Dominick: Cicero recognizes diversity as it grows
As the world remembers the late Rev. Martin Luther King Jr. on the 50th anniversary of his march on Washington D.C., which strengthened the civil rights movement in America, it’s worth noting that the town of Cicero also has advanced significantly in reinforcing civil rights.
If you believed the inaccurate and incomplete coverage by the mainstream news media, you might think Al Capone and racial tension still haunt our great town. But Cicero is beyond those turbulent times, even if some media refuse to see.
One of my first acts as town president in 2005 was to address both the concerns of the Mexican-American community, the largest ethnic group in Cicero, and also the concerns of the African-American community.
From the standpoint of Mexican Americans, I have pushed open the door to opportunities for Hispanics. More Hispanics work for the town of Cicero today than any time in the past. I am proud to have appointed the town’s first-ever Mexican-American clerk, Maria Punzo-Arias. And, I have expanded the commemoration festivals honoring Mexican-American culture and even directed that the town newsletter be published in Spanish translation for those who do not speak English fluently. The town of Cicero police do not cooperate with federal immigration officers. No one is asked about their citizenship status in Cicero.
Finally, in honor of the birthday of the late Rev. Martin Luther King, I launched the first-ever annual commemoration in Cicero to honor his legacy and the fight for civil rights. Each year in January, Cicero residents come together at the Community Center to celebrate King’s life and achievements. No other past president or elected official in Cicero has ever organized formal commemorations of King’s life.

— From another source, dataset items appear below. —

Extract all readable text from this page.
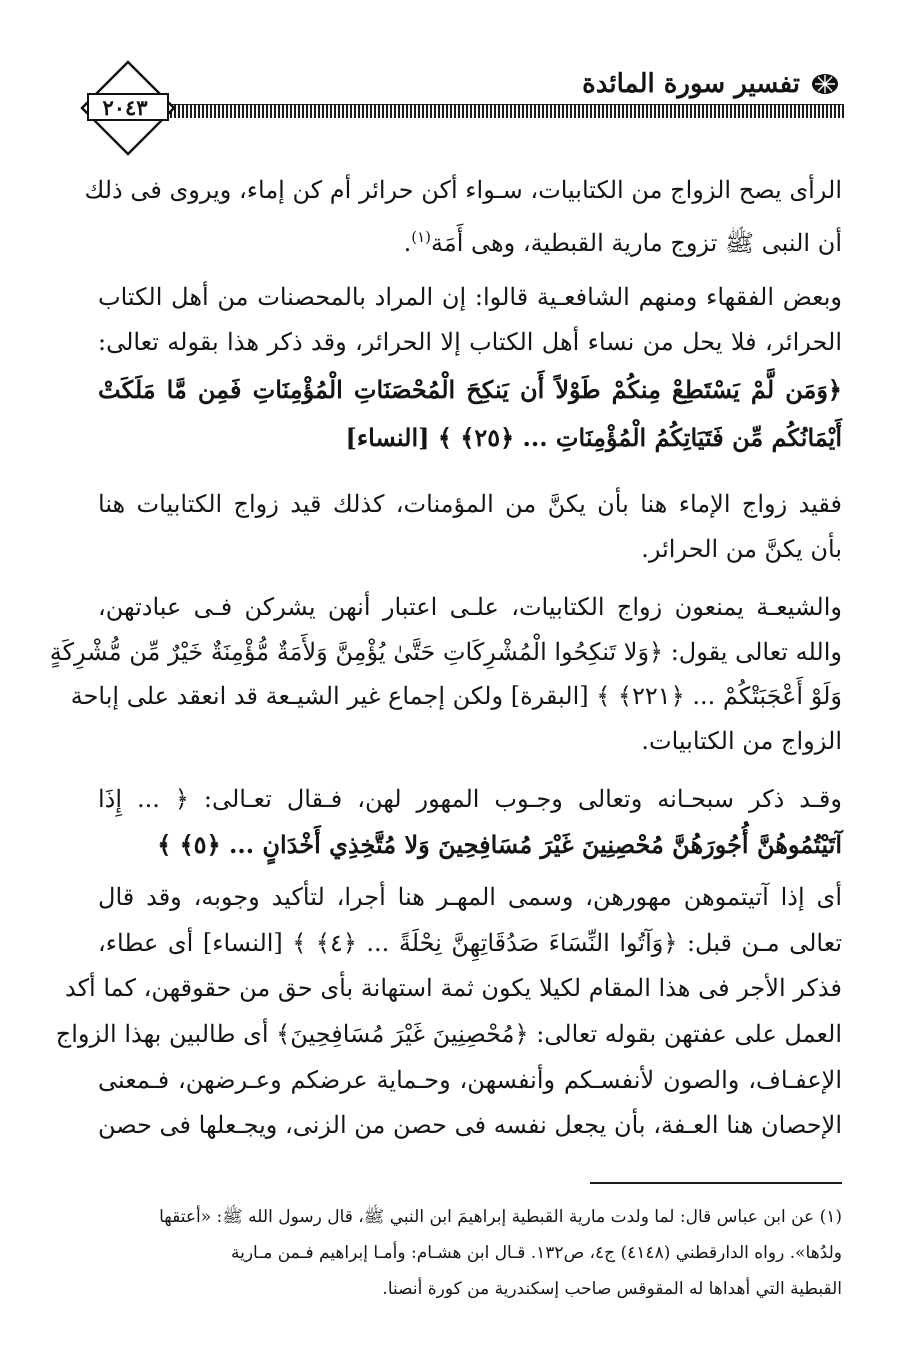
تفسير سورة المائدة
٢٠٤٣
الرأى يصح الزواج من الكتابيات، سـواء أكن حرائر أم كن إماء، ويروى فى ذلك
أن النبى ﷺ تزوج مارية القبطية، وهى أَمَة$^{(١)}$.
وبعض الفقهاء ومنهم الشافعـية قالوا: إن المراد بالمحصنات من أهل الكتاب
الحرائر، فلا يحل من نساء أهل الكتاب إلا الحرائر، وقد ذكر هذا بقوله تعالى:
﴿وَمَن لَّمْ يَسْتَطِعْ مِنكُمْ طَوْلاً أَن يَنكِحَ الْمُحْصَنَاتِ الْمُؤْمِنَاتِ فَمِن مَّا مَلَكَتْ
أَيْمَانُكُم مِّن فَتَيَاتِكُمُ الْمُؤْمِنَاتِ ... ﴿٢٥﴾ ﴾ [النساء]
فقيد زواج الإماء هنا بأن يكنَّ من المؤمنات، كذلك قيد زواج الكتابيات هنا
بأن يكنَّ من الحرائر.
والشيعـة يمنعون زواج الكتابيات، علـى اعتبار أنهن يشركن فـى عبادتهن،
والله تعالى يقول: ﴿وَلا تَنكِحُوا الْمُشْرِكَاتِ حَتَّىٰ يُؤْمِنَّ وَلأَمَةٌ مُّؤْمِنَةٌ خَيْرٌ مِّن مُّشْرِكَةٍ
وَلَوْ أَعْجَبَتْكُمْ ... ﴿٢٢١﴾ ﴾ [البقرة] ولكن إجماع غير الشيـعة قد انعقد على إباحة
الزواج من الكتابيات.
وقـد ذكر سبحـانه وتعالى وجـوب المهور لهن، فـقال تعـالى: ﴿ ... إِذَا
آتَيْتُمُوهُنَّ أُجُورَهُنَّ مُحْصِنِينَ غَيْرَ مُسَافِحِينَ وَلا مُتَّخِذِي أَخْدَانٍ ... ﴿٥﴾ ﴾
أى إذا آتيتموهن مهورهن، وسمى المهـر هنا أجرا، لتأكيد وجوبه، وقد قال
تعالى مـن قبل: ﴿وَآتُوا النِّسَاءَ صَدُقَاتِهِنَّ نِحْلَةً ... ﴿٤﴾ ﴾ [النساء] أى عطاء،
فذكر الأجر فى هذا المقام لكيلا يكون ثمة استهانة بأى حق من حقوقهن، كما أكد
العمل على عفتهن بقوله تعالى: ﴿مُحْصِنِينَ غَيْرَ مُسَافِحِينَ﴾ أى طالبين بهذا الزواج
الإعفـاف، والصون لأنفسـكم وأنفسهن، وحـماية عرضكم وعـرضهن، فـمعنى
الإحصان هنا العـفة، بأن يجعل نفسه فى حصن من الزنى، ويجـعلها فى حصن
(١) عن ابن عباس قال: لما ولدت مارية القبطية إبراهيمَ ابن النبي ﷺ، قال رسول الله ﷺ: «أعتقها
ولدُها». رواه الدارقطني (٤١٤٨) ج٤، ص١٣٢. قـال ابن هشـام: وأمـا إبراهيم فـمن مـارية
القبطية التي أهداها له المقوقس صاحب إسكندرية من كورة أنصنا.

I have tried to celebrate and recognize all of the town’s many ethnic groups with celebrations and commemorations, and by opening the door to jobs in our town. I continue to support the historic commemorations that were very popular in the past. The reorganization of the Houby Day Festival and Parade several years ago has drawn its largest crowds ever. More than 25,000 people came out last year along Cermak Road. Although Houby is a Czech festival, everyone – including the Hispanic community, join in to celebrate this great tradition.
Cicero is growing with new businesses, less crime and street gangs, more activities for youth, families and seniors, and with a strong vibrant economic base including maintaining government spending.